NEW YORK, JAN. 11 -- If war erupts in the Persian Gulf while U.S. financial markets are open, stock and commodity exchanges will likely close for 30 minutes to give investors time to digest the information, Wall Street and government sources said today.

Bank and securities regulators, exchange officials and regulators from foreign countries also have added direct telephone and telefax lines -- and secured the lines from possible terrorist attack -- to ensure that communication isn't disrupted in a crisis, according to securities industry and congressional sources.

"There have been a lot of 'what if' scenarios," a source said.

In general, officials from the various stock and commodities exchanges, and the regulators who oversee their operations, believe that existing regulations and procedures are sufficient to handle the heavy volume and sharp swings in prices that would be anticipated once news of a shooting war moves over the news tickers. Many of the reforms were adopted in the wake of the stock market plunges in 1987 and 1989.

But nobody is taking any chances.

In meetings all week, the Securities and Exchange Commission and the Commodities Futures Trading Commission have been working with officials from the Treasury and the Federal Reserve Board to identify securities and commodities firms that might be vulnerable to cash shortages from heavy trading following an outbreak of war. Plans are in place for the Fed to make sure that any trading house that needs cash can get it quickly and in sufficient quantities, government sources said.

Securities firms have already bolstered cash reserves in anticipation of possible war, securities industry officials said.

But whether the preparations prove sufficient depends on how investors react to war, and no one can anticipate that accurately, they said.

In one concrete step taken because of the danger of war, the Chicago Mercantile Exchange (CME) today increased its requirements concerning margin -- or the amount of cash put up by buyers -- for future contracts for the Standard & Poor's 500 stock index, Treasury bills, interest rates and foreign exchange.

The action is intended to dampen speculative trading by increasing the amount of cash that a trader must put up to buy a contract.
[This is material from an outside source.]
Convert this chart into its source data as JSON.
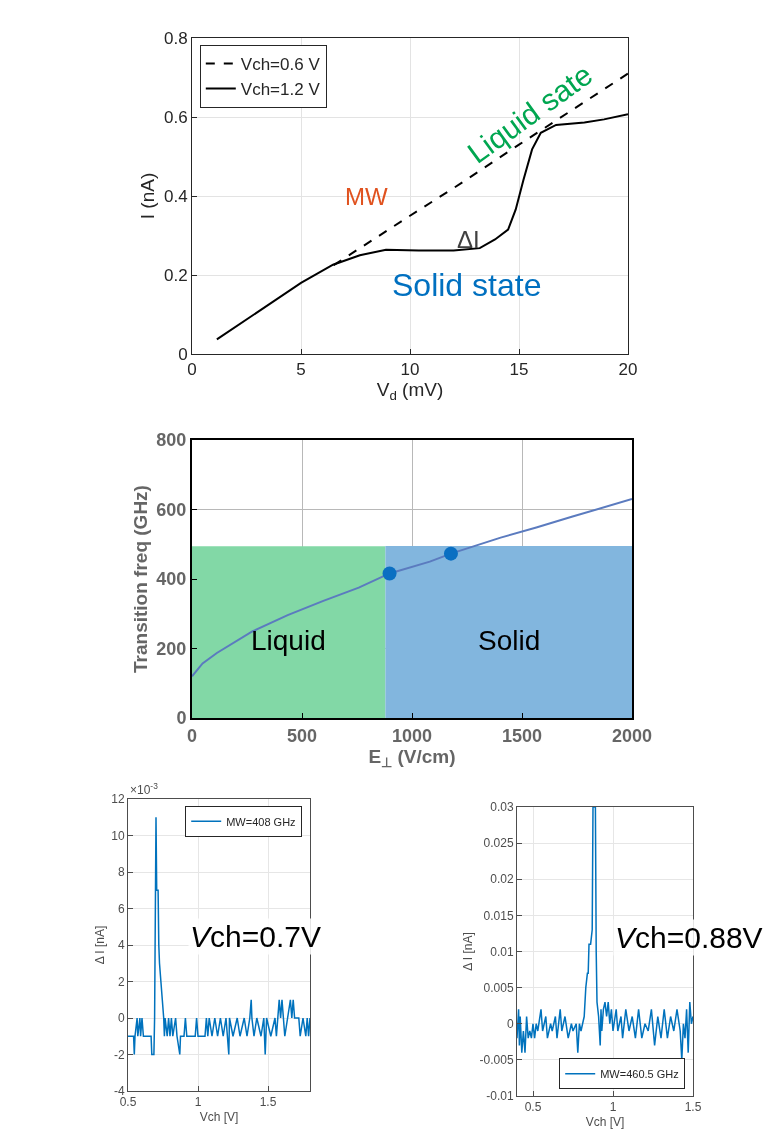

The CME, in a prepared statement, said that it took the measures "in light of the potential for market volatility if hostilities commence."

And in New York today, the FBI and city police briefed 300 companies with an international presence, including banks and Wall Street firms, about how to guard against terrorist attacks, which are considered especially likely in New York or Washington, industry sources said.

Banks worldwide and exchange officials in the United States have been warned to gird for possible terrorist attacks that could range from attempts to sever telephone lines to attempts to blow up computer records.

On Wall Street, it has been widely predicted that news of the outbreak of shooting will within hours send oil prices up the maximum $15 a day limit on the futures market, while the Dow Jones industrial average plummets by between 100 and 200 points.

Both the exchanges and the regulatory agencies believe strongly that every effort should be made to keep the markets open, because any closure would tend to reduce public confidence.

But five well-placed securities industry sources, who spoke on condition that they remain unidentified, said that there was a plan to suspend trading for half an hour at all stock exchanges -- including the New York Stock Exchange, the nation's largest -- and other equities markets to permit news of war or other major events to be widely disseminated if it were considered necessary to prevent investors from being penalized for lack of information.

"If, for example, we suddenly got a flash that said, 'war breaks out,' and the market dropped 50 points in 30 seconds, it would be appropriate" to suspend trading for 30 minutes, a source said.

The purpose would be to avoid "having only those who happened to be watching CNN at that moment to have an advantage over those who were not," according to the source.

The exchanges are counting as well on other reforms adopted after the October 1987 market crash to rein in volatility. If the Dow drops 250 points, for instance, the rules already provide for a one-hour suspension of trading. If, after reopening, the Dow plunges another 150 points -- for a total drop of 400 points on the day -- the NYSE would suspend trading for two hours.

There also are rules to limit the impact of program trading -- which is large-scale, computer-driven sales of stocks -- if the Dow rises or falls by 50 points. Because of a special telephone network set up after the 1987 crash, all the nations' and commodities stock exchanges and the key regulatory agencies can communicate with each other at once.

During the mini-crash of 1989, for example, CFTC Chairman Wendy Gramm was unable to coordinate with her counterpart at the SEC because she simply couldn't get a phone call through. McCartney reported from New York, Day from Washington.